Wer zuhause Sushi selber machen möchte, sollte sich an ein paar grundlegende Tipps und Tricks halten, damit die ersten Versuche gelingen. In ein paar Handgriffen rollst du deine Leckerbissen zusammen und schon bald verwöhnst du deine Freunde und Familie mit leckerem Sushi.

Alles vorbereiten und Sushi machen

Eine erste Voraussetzung, um Sushi selber zu machen, bildet der perfekte Sushi Reis. Wir genießen in den europäischen Breitengraden unseren Reis luftig und locker. Der Sushi Reis ist genau das Gegenteil und eher klebrig. So halten die Rollen perfekt zusammen.

Vor dem Kochen solltest du den Sushi Reis zunächst waschen. Gib unterdessen etwas Reisessig, Salz und Zucker in einen Topf und rühre das Ganze um. Salz und Zucker sollten sich vollständig auflösen. Danach wird die Mischung kaltgestellt. Decke den Reis mit kaltem Wasser ab und lass ihn vor der Verarbeitung durch ein Sieb.

Bei schwacher Hitze köchelt der Reis für 15 Minuten und muss danach nochmals weitere 20 Minuten ruhen. Mithilfe eines speziellen Spatels ziehst du immer wieder eine neue Furche durch den Reis. Auf keinen Fall solltest du rühren und die Reiskörner quetschen. Geht ein Teil der Mischung aus dem Reisessig dazu, nimmt der Sushi Reis seinen charakteristischen Geschmack an.
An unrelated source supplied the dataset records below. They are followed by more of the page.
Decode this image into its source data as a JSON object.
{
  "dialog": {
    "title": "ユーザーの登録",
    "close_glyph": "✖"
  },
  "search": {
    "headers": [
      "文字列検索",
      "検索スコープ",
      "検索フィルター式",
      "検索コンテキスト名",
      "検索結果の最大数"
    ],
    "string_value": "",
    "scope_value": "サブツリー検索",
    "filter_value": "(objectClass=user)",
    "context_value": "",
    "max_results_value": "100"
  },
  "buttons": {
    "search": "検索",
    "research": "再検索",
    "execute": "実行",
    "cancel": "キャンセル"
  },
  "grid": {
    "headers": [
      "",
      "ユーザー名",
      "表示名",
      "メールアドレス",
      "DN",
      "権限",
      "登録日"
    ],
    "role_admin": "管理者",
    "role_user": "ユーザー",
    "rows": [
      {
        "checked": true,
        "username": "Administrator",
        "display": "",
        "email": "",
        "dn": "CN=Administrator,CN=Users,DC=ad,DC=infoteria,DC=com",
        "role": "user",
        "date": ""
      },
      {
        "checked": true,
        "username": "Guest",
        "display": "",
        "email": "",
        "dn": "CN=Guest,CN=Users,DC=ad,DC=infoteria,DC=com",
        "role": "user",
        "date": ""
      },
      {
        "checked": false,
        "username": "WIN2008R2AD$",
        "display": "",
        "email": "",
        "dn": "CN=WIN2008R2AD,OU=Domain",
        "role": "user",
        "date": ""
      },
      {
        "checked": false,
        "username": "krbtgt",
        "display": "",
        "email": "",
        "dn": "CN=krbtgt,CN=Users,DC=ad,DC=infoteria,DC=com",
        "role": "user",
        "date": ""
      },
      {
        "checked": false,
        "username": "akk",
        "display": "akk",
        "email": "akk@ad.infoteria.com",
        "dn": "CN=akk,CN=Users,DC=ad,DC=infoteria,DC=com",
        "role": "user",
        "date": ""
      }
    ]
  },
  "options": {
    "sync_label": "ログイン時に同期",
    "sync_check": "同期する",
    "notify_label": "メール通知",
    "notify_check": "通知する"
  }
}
Zunächst wird der frische Fisch deiner Wahl in kleine Stückchen geschnitten. Diese sollten auf keinen Fall zu groß sein und sich mühelos in Rollen verarbeiten lassen. Verwende dafür am besten ein japanisches Messer, das bringt eine sehr scharfe und dünne Klinge mit. Befeuchte die Hände mit etwas Essigwasser und forme nun den Reis.

So entsteht deine erste Sushirolle

Auf die Sushimatte legst du eines der Noriblätter. Die glatte Seite zeigt nach unten. Bevor du den Reis gleichmäßig auf dem Blatt verteilst, befeuchtest du deine Hände nochmals mit etwas Essigwasser. Arbeite sorgfältig und versuche eine Stärke von 2 cm nicht zu übersteigen. In die Mitte kannst du nun den feingehackten Fisch geben und je nach Wahl etwas Gemüse oder Gewürze.

Mithilfe der Bambusmatte rollst du die Noriblätter vorsichtig um die Füllung. Erst wenn du den Teil der Matte darüberlegst, kannst du das Ganze behutsam zusammenrollen. Oftmals hilft es, das Ende der Blätter zu befeuchten, damit diese gut aufeinander kleben. Die fertige Rolle kannst du mit dem scharfen Messer in gleich große Stücke zerteilen.